Suppose we want to define a workload with certain attributes, we can create a simple config by creating a my_config.k, we can fill in the following code as below which defines a reusable schema of the configuration of deploy.

schema Deployment:
name: str
cpu: int
memory: int
image: str
service: str
replica: int
command: [str]
labels: {str:str}

In the code above, cpu and memory are defined as int value; name, image and service are string; command is a list of string type; labels is a dict type, whose key type and value type are both string.

Besides, each attribute must be assigned with a not-None value as a schema instance unless it is modified by a question mark ? as an optional attribute.

schema Deployment:
name: str
cpu: int
memory: int
image: str
service: str
replica: int
command: [str]
labels?: {str:str} # labels is an optional attribute

When there is an inheritance relationship:

  • If the attribute is optional in the base schema, it could be optional or required in the sub-schema.
  • If the attribute is required in the base schema, it must be required in the sub-schema.

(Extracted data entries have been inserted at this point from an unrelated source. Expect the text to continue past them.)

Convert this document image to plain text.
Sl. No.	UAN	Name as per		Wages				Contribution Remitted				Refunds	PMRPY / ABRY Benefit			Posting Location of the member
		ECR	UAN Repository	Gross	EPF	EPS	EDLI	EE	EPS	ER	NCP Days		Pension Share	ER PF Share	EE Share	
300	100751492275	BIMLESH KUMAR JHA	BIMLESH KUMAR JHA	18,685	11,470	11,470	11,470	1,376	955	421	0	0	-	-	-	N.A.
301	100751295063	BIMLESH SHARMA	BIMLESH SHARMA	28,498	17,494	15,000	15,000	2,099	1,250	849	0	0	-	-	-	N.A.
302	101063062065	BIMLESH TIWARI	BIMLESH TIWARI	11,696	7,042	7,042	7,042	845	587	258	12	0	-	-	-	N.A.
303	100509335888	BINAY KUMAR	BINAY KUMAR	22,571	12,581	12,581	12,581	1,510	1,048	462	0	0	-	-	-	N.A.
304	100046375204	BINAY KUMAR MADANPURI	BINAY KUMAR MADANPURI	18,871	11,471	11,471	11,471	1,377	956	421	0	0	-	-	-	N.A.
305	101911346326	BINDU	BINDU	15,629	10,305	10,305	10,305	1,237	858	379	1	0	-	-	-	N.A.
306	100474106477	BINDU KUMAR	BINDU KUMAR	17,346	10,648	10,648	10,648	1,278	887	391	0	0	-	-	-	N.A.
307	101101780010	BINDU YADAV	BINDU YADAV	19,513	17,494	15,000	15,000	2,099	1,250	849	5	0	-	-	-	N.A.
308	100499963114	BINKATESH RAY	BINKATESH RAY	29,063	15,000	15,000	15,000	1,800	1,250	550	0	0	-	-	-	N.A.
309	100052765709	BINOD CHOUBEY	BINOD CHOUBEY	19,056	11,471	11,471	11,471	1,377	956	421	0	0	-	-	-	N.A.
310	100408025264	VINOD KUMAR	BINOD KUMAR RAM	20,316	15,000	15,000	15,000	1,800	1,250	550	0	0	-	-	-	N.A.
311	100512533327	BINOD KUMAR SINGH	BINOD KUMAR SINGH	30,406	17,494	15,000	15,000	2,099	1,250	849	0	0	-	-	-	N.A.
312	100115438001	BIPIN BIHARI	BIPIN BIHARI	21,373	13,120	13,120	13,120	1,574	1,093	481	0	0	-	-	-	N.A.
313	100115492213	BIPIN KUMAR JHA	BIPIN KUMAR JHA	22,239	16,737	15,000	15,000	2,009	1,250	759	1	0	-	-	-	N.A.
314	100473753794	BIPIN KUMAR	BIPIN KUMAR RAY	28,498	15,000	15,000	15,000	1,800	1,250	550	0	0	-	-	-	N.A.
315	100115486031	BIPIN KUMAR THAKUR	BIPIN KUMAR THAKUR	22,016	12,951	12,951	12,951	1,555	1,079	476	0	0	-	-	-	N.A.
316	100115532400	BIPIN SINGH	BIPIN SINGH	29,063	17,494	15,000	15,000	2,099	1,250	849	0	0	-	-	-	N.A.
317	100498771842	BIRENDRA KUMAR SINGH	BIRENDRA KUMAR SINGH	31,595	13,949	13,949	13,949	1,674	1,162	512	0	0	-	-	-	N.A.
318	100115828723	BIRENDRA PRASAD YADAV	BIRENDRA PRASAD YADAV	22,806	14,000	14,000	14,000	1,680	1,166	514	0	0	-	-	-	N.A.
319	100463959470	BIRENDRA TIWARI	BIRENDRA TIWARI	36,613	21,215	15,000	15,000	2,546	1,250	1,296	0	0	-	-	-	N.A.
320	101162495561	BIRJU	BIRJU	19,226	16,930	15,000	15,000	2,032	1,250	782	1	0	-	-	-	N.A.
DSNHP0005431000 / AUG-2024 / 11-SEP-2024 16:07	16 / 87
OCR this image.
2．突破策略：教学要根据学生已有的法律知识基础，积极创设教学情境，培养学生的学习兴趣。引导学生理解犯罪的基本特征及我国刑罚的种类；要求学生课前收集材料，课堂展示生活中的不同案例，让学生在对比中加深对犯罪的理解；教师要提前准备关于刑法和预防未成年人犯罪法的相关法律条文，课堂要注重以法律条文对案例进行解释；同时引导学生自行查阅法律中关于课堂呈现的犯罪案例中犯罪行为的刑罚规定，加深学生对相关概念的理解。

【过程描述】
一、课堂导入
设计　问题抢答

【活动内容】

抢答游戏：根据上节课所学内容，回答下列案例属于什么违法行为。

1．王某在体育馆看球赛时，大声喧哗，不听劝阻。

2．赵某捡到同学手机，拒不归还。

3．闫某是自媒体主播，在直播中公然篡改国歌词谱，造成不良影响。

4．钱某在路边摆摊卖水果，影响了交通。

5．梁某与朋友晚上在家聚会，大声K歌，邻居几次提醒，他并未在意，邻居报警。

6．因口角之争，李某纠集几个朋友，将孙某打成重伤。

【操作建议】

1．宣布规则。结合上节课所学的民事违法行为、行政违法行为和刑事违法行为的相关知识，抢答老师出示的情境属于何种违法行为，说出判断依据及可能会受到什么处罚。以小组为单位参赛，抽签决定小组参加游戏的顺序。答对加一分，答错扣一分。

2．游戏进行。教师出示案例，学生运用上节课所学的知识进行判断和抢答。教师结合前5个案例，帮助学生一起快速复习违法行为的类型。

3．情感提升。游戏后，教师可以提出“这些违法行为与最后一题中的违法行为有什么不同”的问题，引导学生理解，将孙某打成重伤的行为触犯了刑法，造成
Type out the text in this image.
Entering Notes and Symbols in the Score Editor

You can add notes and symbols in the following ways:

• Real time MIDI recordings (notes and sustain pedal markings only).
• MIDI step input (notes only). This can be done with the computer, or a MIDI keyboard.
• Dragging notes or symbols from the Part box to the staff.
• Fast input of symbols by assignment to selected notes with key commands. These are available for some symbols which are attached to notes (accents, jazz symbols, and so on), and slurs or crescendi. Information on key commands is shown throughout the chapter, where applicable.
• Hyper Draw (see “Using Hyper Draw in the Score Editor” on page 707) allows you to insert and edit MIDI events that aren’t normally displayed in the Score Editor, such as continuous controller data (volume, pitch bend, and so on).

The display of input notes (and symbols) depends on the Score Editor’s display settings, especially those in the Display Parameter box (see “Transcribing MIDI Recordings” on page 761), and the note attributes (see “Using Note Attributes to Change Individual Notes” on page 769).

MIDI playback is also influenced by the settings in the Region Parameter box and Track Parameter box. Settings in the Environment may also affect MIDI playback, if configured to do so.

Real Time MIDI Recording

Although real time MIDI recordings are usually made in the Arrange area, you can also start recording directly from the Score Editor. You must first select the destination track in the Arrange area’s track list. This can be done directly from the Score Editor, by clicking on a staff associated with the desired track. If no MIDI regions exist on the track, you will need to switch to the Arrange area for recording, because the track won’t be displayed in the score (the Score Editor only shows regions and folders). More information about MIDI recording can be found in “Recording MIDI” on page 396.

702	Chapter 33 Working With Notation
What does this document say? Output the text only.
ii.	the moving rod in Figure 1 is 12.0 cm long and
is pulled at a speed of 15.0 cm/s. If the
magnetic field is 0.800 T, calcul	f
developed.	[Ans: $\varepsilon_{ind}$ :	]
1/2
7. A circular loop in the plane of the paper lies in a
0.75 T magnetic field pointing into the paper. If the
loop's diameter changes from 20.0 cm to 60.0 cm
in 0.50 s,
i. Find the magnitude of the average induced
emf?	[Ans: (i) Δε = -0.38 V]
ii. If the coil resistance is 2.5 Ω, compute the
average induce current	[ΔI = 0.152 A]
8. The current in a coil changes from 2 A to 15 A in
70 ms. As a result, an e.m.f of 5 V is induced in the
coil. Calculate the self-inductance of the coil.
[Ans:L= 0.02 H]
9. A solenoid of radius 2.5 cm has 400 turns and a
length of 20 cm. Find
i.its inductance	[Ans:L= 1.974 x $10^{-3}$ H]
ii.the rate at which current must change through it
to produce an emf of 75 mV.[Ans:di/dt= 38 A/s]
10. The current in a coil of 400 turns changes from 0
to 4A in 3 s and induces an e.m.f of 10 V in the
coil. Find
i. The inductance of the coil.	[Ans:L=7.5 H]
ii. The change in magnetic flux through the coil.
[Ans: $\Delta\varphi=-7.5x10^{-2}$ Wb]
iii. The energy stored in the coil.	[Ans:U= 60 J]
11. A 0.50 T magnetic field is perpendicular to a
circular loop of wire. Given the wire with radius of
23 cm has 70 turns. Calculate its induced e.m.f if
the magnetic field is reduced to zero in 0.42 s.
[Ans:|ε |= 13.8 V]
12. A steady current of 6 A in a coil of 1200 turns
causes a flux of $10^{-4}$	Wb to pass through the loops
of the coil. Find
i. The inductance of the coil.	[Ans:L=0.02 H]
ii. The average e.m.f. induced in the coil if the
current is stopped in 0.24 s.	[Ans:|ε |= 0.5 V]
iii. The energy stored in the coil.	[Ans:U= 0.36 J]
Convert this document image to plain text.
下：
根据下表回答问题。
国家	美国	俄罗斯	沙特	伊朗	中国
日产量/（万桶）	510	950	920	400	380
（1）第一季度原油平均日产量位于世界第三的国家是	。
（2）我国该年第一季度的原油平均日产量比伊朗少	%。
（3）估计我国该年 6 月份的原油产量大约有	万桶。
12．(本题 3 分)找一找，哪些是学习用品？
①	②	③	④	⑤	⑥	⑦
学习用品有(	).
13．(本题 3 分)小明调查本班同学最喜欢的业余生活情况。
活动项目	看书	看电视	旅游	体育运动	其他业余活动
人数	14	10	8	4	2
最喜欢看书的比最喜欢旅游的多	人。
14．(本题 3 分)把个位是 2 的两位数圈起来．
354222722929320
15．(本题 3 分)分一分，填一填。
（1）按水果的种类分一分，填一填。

3. Enhance Schema as Needed

Suppose we need to set default values to service and replica, we can make them as below:

schema Deployment:
name: str
cpu: int
memory: int
image: str
service: str = "my-service" # defaulting
replica: int = 1 # defaulting
command: [str]
labels?: {str:str} # labels is an optional attribute

And then we can set the service type annotation as the string literal type to make it immutable:

schema Deployment:
name: str
cpu: int
memory: int
image: str
service: "my-service" = "my-service"
replica: int = 1
command: [str]
labels?: {str:str}

In the schema, type hint is a must, for example we can define cpu as cpu: int.

Specially, we can define a string-interface dict as {str:}, and in case we want to define an object or interface, just define as {:}.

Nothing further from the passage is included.